On Thursday, UCT was forced to suspend academic activity after roads were barricaded and classes disrupted.
The student representative councils (SRC) at Wits, UCT, Stellenbosch University and UFS have all called on Zuma to release the Fees Commission report, threatening "mass mobilisation" should there be further delays.
The representative body of South African SRCs, the South African Union of Students (SAUS), has also urged Zuma to release the report to avoid "dire implications during exams and [at] the commencement of the next academic year".
Following a march by a small group of students to Parliament on Wednesday, UCT's South African Students Congress announced its own march to Parliament next week Tuesday while the newly-elected EFF Wits SRC said it would march to the Union Buildings.
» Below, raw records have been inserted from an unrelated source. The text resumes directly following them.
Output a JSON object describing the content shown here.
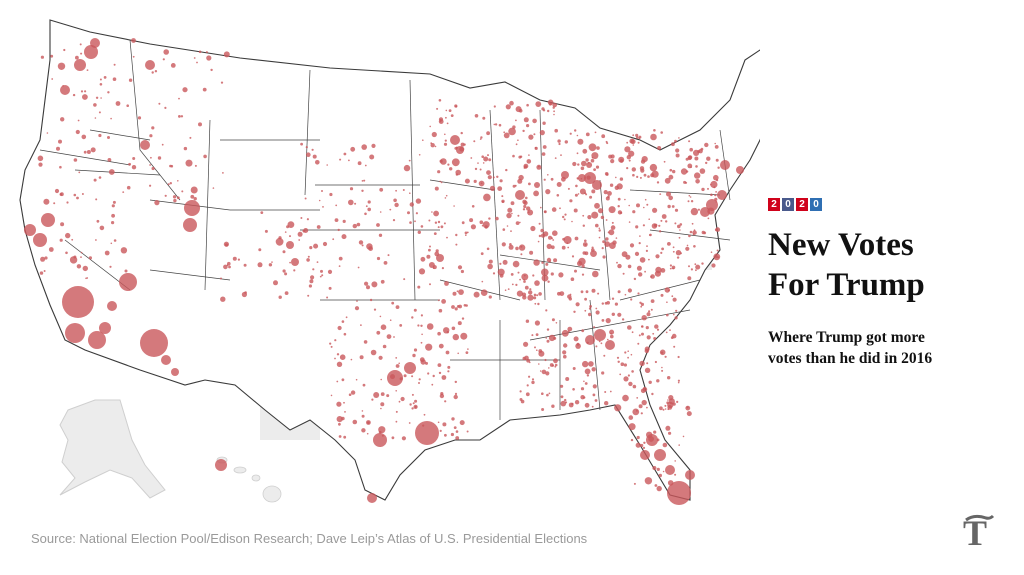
{
  "year_badge": [
    "2",
    "0",
    "2",
    "0"
  ],
  "badge_colors": [
    "#d0021b",
    "#4a5a8c",
    "#d0021b",
    "#2f6fb3"
  ],
  "headline_line1": "New Votes",
  "headline_line2": "For Trump",
  "subhead_line1": "Where Trump got more",
  "subhead_line2": "votes than he did in 2016",
  "source": "Source: National Election Pool/Edison Research; Dave Leip’s Atlas of U.S. Presidential Elections",
  "colors": {
    "bubble": "#c9585b",
    "land": "#ffffff",
    "shaded_county": "#ececec",
    "border": "#333333"
  },
  "logo_icon": "nyt-logo-icon",
  "map_regions": [
    "contiguous-us",
    "alaska",
    "hawaii"
  ]
}
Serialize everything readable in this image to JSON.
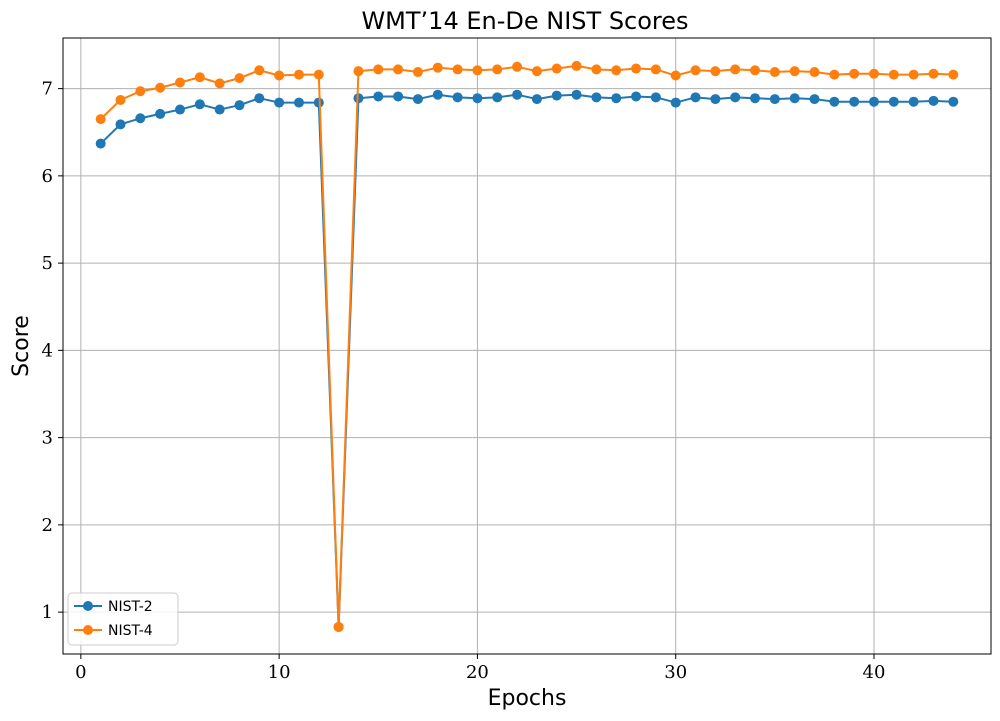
{
  "chart_data": {
    "type": "line",
    "title": "WMT’14 En-De NIST Scores",
    "xlabel": "Epochs",
    "ylabel": "Score",
    "xlim": [
      -0.9,
      45.9
    ],
    "ylim": [
      0.52,
      7.58
    ],
    "xticks": [
      0,
      10,
      20,
      30,
      40
    ],
    "yticks": [
      1,
      2,
      3,
      4,
      5,
      6,
      7
    ],
    "grid": true,
    "legend": "lower-left",
    "x": [
      1,
      2,
      3,
      4,
      5,
      6,
      7,
      8,
      9,
      10,
      11,
      12,
      13,
      14,
      15,
      16,
      17,
      18,
      19,
      20,
      21,
      22,
      23,
      24,
      25,
      26,
      27,
      28,
      29,
      30,
      31,
      32,
      33,
      34,
      35,
      36,
      37,
      38,
      39,
      40,
      41,
      42,
      43,
      44
    ],
    "series": [
      {
        "name": "NIST-2",
        "color": "#1f77b4",
        "values": [
          6.37,
          6.59,
          6.66,
          6.71,
          6.76,
          6.82,
          6.76,
          6.81,
          6.89,
          6.84,
          6.84,
          6.84,
          0.83,
          6.89,
          6.91,
          6.91,
          6.88,
          6.93,
          6.9,
          6.89,
          6.9,
          6.93,
          6.88,
          6.92,
          6.93,
          6.9,
          6.89,
          6.91,
          6.9,
          6.84,
          6.9,
          6.88,
          6.9,
          6.89,
          6.88,
          6.89,
          6.88,
          6.85,
          6.85,
          6.85,
          6.85,
          6.85,
          6.86,
          6.85
        ]
      },
      {
        "name": "NIST-4",
        "color": "#ff7f0e",
        "values": [
          6.65,
          6.87,
          6.97,
          7.01,
          7.07,
          7.13,
          7.06,
          7.12,
          7.21,
          7.15,
          7.16,
          7.16,
          0.83,
          7.2,
          7.22,
          7.22,
          7.19,
          7.24,
          7.22,
          7.21,
          7.22,
          7.25,
          7.2,
          7.23,
          7.26,
          7.22,
          7.21,
          7.23,
          7.22,
          7.15,
          7.21,
          7.2,
          7.22,
          7.21,
          7.19,
          7.2,
          7.19,
          7.16,
          7.17,
          7.17,
          7.16,
          7.16,
          7.17,
          7.16
        ]
      }
    ]
  }
}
On Thursday, the special adviser to CPUT acting vice chancellor Chris Nhlapo, Octavia Mkhabela, said universities were "cautious" about making any fee announcement as the information might be misinterpreted.
"We would have loved to have [the Fees Commission Report] yesterday, because our ability to plan as an institution going forward in preparation for 2018 largely hinges on what that report contains," Mkhabela said.
CPUT's deputy vice chancellor Professor Anthony Staak said it was "difficult to predict what the reaction" from students to the report would be.
"In a sense, we are anticipating the worst, but we are putting in place measures to ensure we can get through the assessment period," he said.
Bawa said Universities South Africa met with new Higher Education Minister Hlengiwe Mkhize on Friday morning to ask that clarity be given on the report's release.
"All we need is some clarity from the Presidency on when the report will be released. All the Presidency needs to do is release a statement or something [saying] that the report will be released by this or that time."
While he acknowledged that it would be bad timing to release the report at this point in the academic year, he said the uncertainty was not helping matters, and added that if the president waited until November it would be too late.
Bawa speculated that the report's release was possibly being delayed due to its complexity.
Department of Higher Education communications director Madikwe Mabotha referred all enquiries to the Presidency.
Presidency spokesperson Bongani Ngqulunga did not respond to repeated requests for comment.